The UK’s biggest supermarket chain this morning announced pre-tax profits in the six months to August 25 were 2 per cent higher than the same period a year before.
They came in at £564 million for the retail giant, with like-for-like sales up 2.3 per cent.
Group sales rose 12.5 per cent to £28.3 billion, up from £25.2 billion for the same period a year before.
Tesco also managed to reduce its net debt by 4.1 per cent, down to £3.126 million.
The retailer, which operates over 3,400 stores in the UK, cited its UK and Booker sales as one of the reasons for the boost in half year figures.
Tesco UK like-for-like sales were up 2.3 per cent across the first half, with Booker like-for-like sales rising 14.7 per cent.
“We have made a good start to the year. The step up in Q2 is driven mainly by the UK & ROI and delivers our eleventh consecutive quarter of growth,” said chief executive Dave Lewis in light of the results.

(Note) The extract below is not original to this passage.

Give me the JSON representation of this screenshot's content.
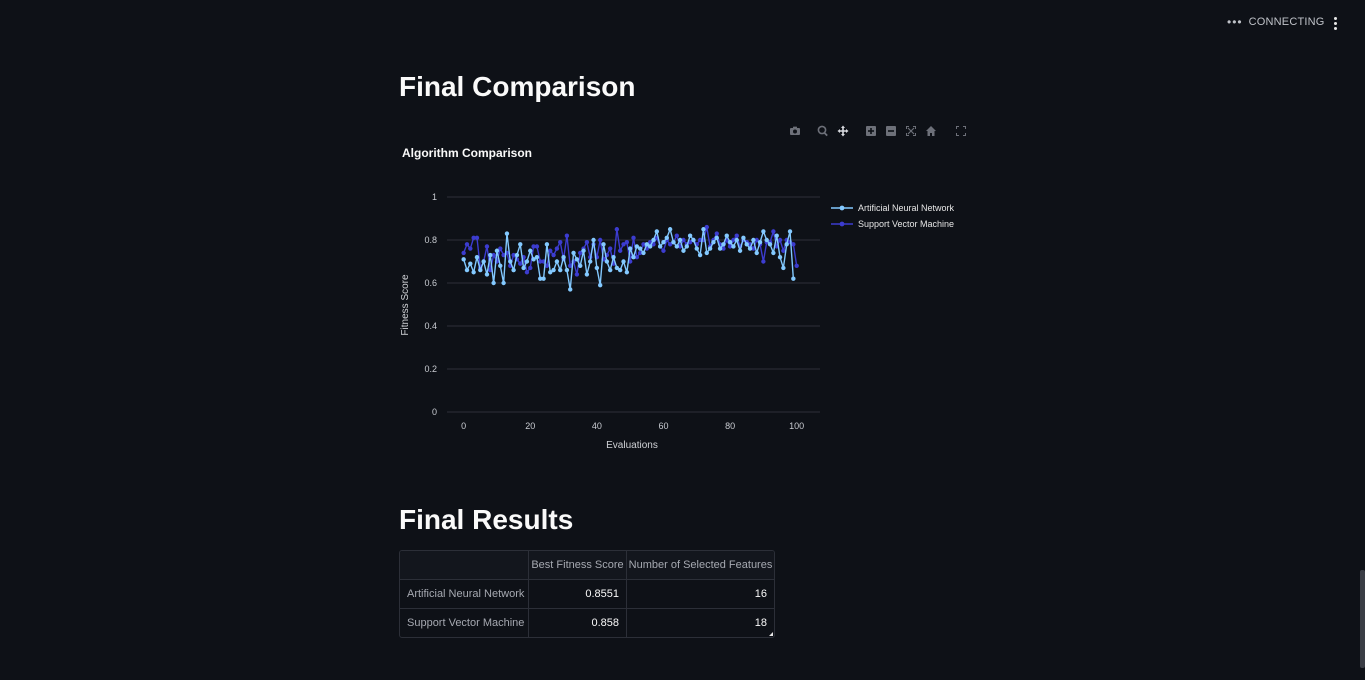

“At the same time, we have made further strategic progress. We completed our merger with Booker in March and are delighted with performance so far. We announced a strategic alliance with Carrefour in July which goes live this month. And we are now more than half-way through the biggest own brand re-launch in our nearly 100-year history, including a significant investment in over 300 new ‘Exclusively at Tesco’ products at market-leading prices.”
“We are firmly on track to deliver our medium-term ambitions and are continuing to improve the quality and value of our offer for customers in all of our markets. In doing so, we are well-positioned to deliver strong, sustainable returns for shareholders.”
Tesco added that it remains “firmly on track” to deliver on its targets set out in October 2016 of reducing costs by £1.5 billion, generating £9 billion of retail cash and to improve group operating margins by between 3.5 per cent and four per cent by 2019-2020.